According to author Ron Thibodeaux, formerly of The Times-Picayune, the book tells the story of the hurricanes that slammed the Cajun communities across Louisiana's gulf coast in 2005 and 2008.

Ron Thibodeaux's new book, Hell or High Water: How Cajun Fortitude Withstood Hurricanes Rita and Ike, will be released June 5, coinciding with the start of the 2012 hurricane season on June 1.

The University of Louisiana at Lafayette Press is now taking advance orders for the book. If ordered through the press, shipping is free. The book also should be available this summer in bookstores throughout South Louisiana, as well as from the usual online sources.

According to Thibodeaux, the book tells the story of the hurricanes that slammed the Cajun communities across Louisiana's gulf coast in 2005 and 2008.

"Although they were major storms that caused unprecedented destruction and upheaval in Acadiana, Rita and Ike were largely overlooked everywhere else due to the spotlight that remained focused on New Orleans due to Katrina and its aftermath," Thibodeaux writes in an email release.

A sneak preview can be found on the press' website here, and on facebook here

In an excerpt in the Foreward, James Carville writes: "How the hardy people of the bayous overcame that adversity, time and again, is a story that is not well known-but it's one worth telling. The story provides only the latest chapter in the rich and unique history of Louisiana's Cajun people. The survival and endurance of those people and their culture, distinctive as it is, make for a quintessentially American story."

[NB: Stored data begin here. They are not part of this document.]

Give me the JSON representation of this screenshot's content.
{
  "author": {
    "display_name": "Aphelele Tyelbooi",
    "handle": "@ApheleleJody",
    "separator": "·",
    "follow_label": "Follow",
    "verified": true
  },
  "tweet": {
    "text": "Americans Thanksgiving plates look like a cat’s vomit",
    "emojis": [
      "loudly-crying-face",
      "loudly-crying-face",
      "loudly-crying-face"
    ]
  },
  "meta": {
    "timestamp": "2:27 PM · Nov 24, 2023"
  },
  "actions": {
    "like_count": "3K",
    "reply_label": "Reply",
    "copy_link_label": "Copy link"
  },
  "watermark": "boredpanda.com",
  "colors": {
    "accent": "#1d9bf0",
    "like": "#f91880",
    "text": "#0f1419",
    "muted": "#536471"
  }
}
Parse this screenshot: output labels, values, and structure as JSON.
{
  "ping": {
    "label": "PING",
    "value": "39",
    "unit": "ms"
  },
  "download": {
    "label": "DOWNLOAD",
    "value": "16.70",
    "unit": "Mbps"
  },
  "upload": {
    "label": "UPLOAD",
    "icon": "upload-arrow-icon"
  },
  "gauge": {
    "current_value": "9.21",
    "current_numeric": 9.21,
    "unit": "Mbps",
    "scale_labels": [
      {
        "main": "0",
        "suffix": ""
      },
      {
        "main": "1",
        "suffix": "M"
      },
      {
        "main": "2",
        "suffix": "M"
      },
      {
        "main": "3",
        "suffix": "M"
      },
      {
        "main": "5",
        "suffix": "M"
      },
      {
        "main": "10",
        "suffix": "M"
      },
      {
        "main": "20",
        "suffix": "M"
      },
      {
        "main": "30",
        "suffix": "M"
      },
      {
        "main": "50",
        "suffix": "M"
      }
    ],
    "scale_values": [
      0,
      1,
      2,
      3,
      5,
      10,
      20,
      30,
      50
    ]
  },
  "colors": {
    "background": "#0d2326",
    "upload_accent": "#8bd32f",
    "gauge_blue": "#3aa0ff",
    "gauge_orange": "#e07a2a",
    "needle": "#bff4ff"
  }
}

Ken Wells, author of The Good Pirates of the Forgotten Bayous, about Hurricane Katrina, writes: "Ron Thibodeaux trains his considerable journalistic talents and his insider knowledge on two overlooked hurricanes that roared into his beloved home state in the giant shadow of Katrina. . . . Thibodeaux brings writerly flair and deft narrative to these largely untold stories of a resilient folk whose very way of life is under siege. As such, Hell or High Water is a hugely important addition to the canon of the literature of South Louisiana's imperiled coast and the Cajuns whose lives and culture are inseparable from it."